Post-traumatic stress disorder (PTSD) and complex PTSD have been proposed as categories of PTSD in the 11th revision of the International classification of diseases (ICD-11). In a 10-year prospective, longitudinal study of a representative community sample of 3021 subjects, Perkonigg et al. [3] investigated associations between class membership, symptom criteria and other mental disorders. They found four distinct classes: Class 1 had episodes with core PTSD symptoms, with 18 % matching the criteria of ICD-11 PTSD, and Class 2 had episodes matched with a high probability of PTSD core symptoms and disturbances in self-organization and 50 % matching with complex PTSD. Class 3 was characterized by episodes with disturbances in self-organization but low probability of PTSD core symptoms. Finally, Class 4 was related to low probability of symptom reports. In summary, findings support the ICD-11 proposal to differentiate between PTSD and complex PTSD. In a neurochemical study, Atli et al. [4] investigated serum malondialdehyde (MDA) as marker of lipid peroxidation and activity of the paraoxonase1 (PON1) antioxidant enzyme in patients with PTSD after earthquakes, participants who did not develop PTSD after earthquakes and subjects without trauma and earthquake experience. PTSD diagnosis added to the effect of trauma on MDA levels and PON1 activity, and these measures may serve as peripheral biomarkers in future PTSD studies. In patients with psychosis, coercive intervention not only may contribute to alleviated symptoms, but can also induce trauma. Mielau et al. [5] investigated the impact of a personal history of coercive treatment on preferences concerning clinical management of patients unable to consent in patients with schizophrenia, schizoaffective disorder, and bipolar disorder plus healthy controls. Patients and controls had different attitudes toward involuntary admission, forced medication, and mechanical restraint. Factors influencing judgement on coercion were subjective experience of coercive interventions, overall functioning, and experience of treatment effectiveness and fairness.

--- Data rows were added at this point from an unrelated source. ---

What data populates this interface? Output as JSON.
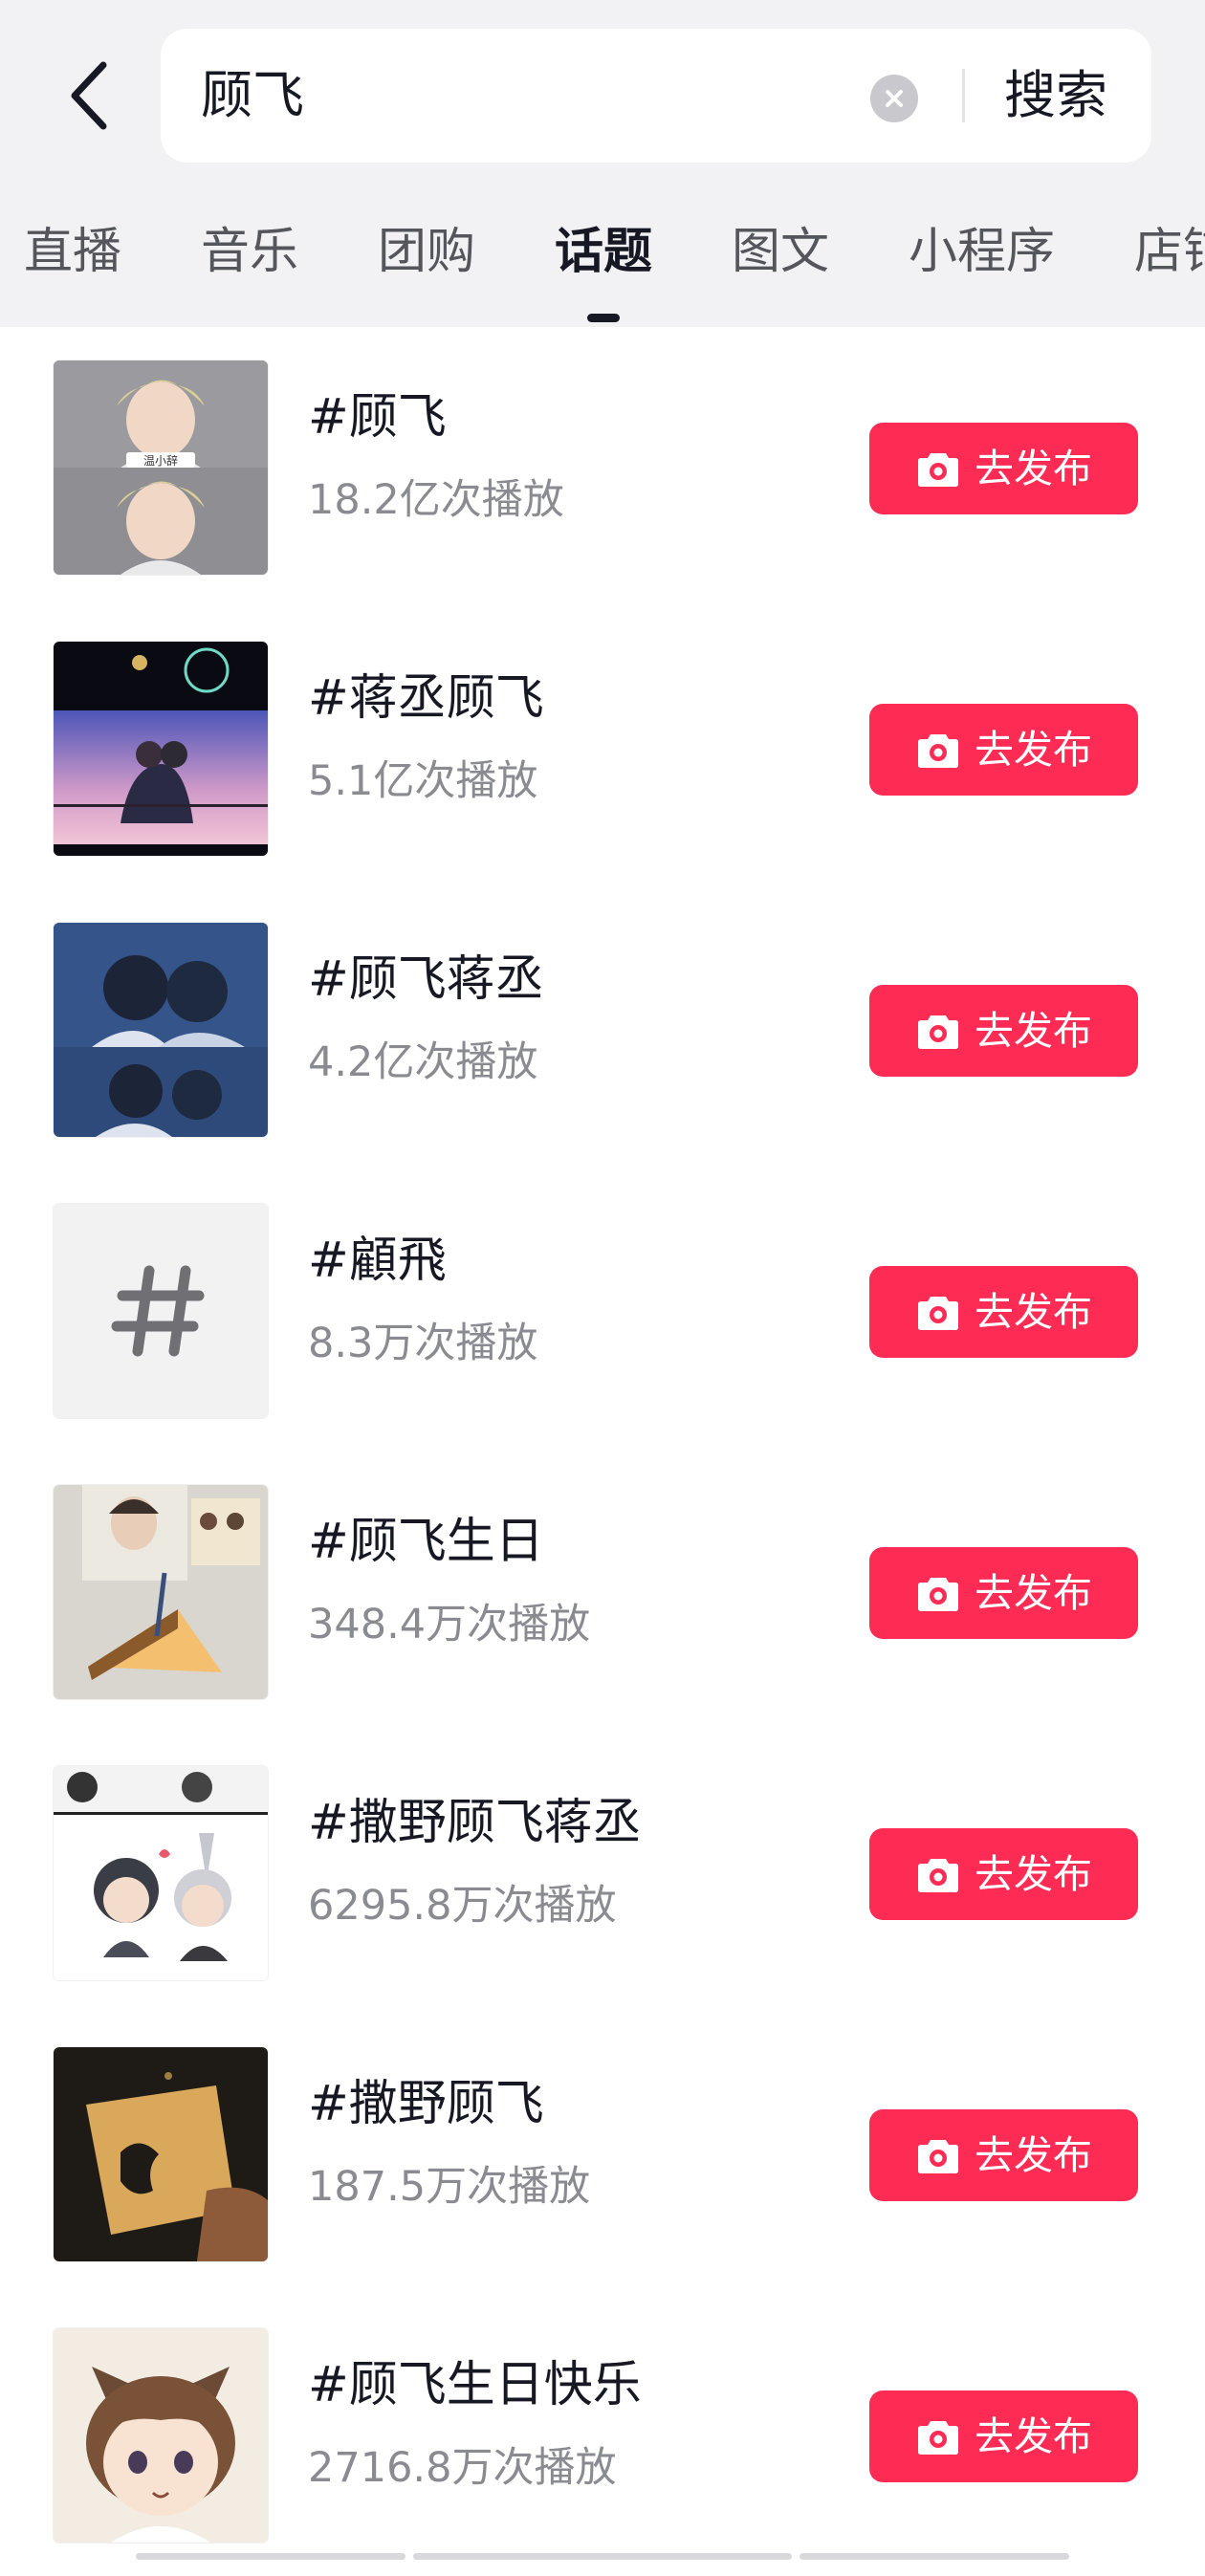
{
  "search": {
    "query": "顾飞",
    "submit_label": "搜索"
  },
  "tabs": [
    {
      "label": "直播"
    },
    {
      "label": "音乐"
    },
    {
      "label": "团购"
    },
    {
      "label": "话题",
      "active": true
    },
    {
      "label": "图文"
    },
    {
      "label": "小程序"
    },
    {
      "label": "店铺"
    }
  ],
  "topics": [
    {
      "title": "#顾飞",
      "plays": "18.2亿次播放",
      "publish_label": "去发布",
      "thumb": "avatar-blond-portrait"
    },
    {
      "title": "#蒋丞顾飞",
      "plays": "5.1亿次播放",
      "publish_label": "去发布",
      "thumb": "fireworks-couple"
    },
    {
      "title": "#顾飞蒋丞",
      "plays": "4.2亿次播放",
      "publish_label": "去发布",
      "thumb": "blue-illustration"
    },
    {
      "title": "#顧飛",
      "plays": "8.3万次播放",
      "publish_label": "去发布",
      "thumb": "hashtag-placeholder"
    },
    {
      "title": "#顾飞生日",
      "plays": "348.4万次播放",
      "publish_label": "去发布",
      "thumb": "birthday-cake"
    },
    {
      "title": "#撒野顾飞蒋丞",
      "plays": "6295.8万次播放",
      "publish_label": "去发布",
      "thumb": "chibi-comic"
    },
    {
      "title": "#撒野顾飞",
      "plays": "187.5万次播放",
      "publish_label": "去发布",
      "thumb": "dark-card"
    },
    {
      "title": "#顾飞生日快乐",
      "plays": "2716.8万次播放",
      "publish_label": "去发布",
      "thumb": "cat-ear-boy"
    }
  ],
  "colors": {
    "accent": "#fe2c55",
    "header_bg": "#f2f2f4",
    "text_primary": "#161823",
    "text_secondary": "#8a8b91"
  },
  "icons": {
    "back": "chevron-left-icon",
    "clear": "clear-circle-icon",
    "publish": "camera-icon"
  }
}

In attention deficit/hyperactivity disorder (ADHD), deficits in task-related attentional engagement have been related to altered attention, default mode, and salience networks. In a resting-state fMRI study in patients with ADHD and healthy controls, Sidlauskaite et al. [6] investigated connectivity between brain regions involved in these circuits. In ADHD, hyperconnectivity was detected between attention networks and within the default and ventral attention network. These alterations may be a basis for deficits in attention abilities in ADHD. In addition, impaired working memory is comprised in ADHD. Salatino-Oliveira et al. [7] examined the association between the MAP1B and NOS1 gene with verbal working memory in children and adolescents with ADHD. Polymorphisms in both genes showed a worse performance in the verbal working memory task. These genes are among the promising genes derived from genome-wide association studies and may be part of an ADHD-related signaling network during neurodevelopment. In ADHD, the stability of symptoms over the lifespan is questionable. Philipp-Wiegmann et al. [8] investigated a large sample of 296 elderly respondents with 11 fulfilling the criteria of adult ADHD and compared them to the control group of 285 probands. The ADHD patients retrospectively reported negative impacts due to ADHD-associated behavior during the lifespan, such as impairments in family life, social relationships, dealing with money, and organization of daily life. Those lifetime stabilities of symptoms may be due to disturbances of neuroplasticity during vulnerable brain periods. According to that hypothesis, Amad et al. [9] propose an age-dependent neuroplasticity framework which implies that a lesion or experience may differentially affect brain plasticity dependent on the timing of the event. This hypothesis is extended to traumatic events in borderline personality disorder and PTSD. Finally, Helmchen [10] addresses ethical concerns in history and contemporary treatment in psychiatry. He proposes to evaluate benefits and risks of medical interventions together with the patient, paying serious attention to her/his wishes plus respect for his contingent dignity and to care for the patient being in need of help. He advocates humanity being the central norm of the physicians’ conscience.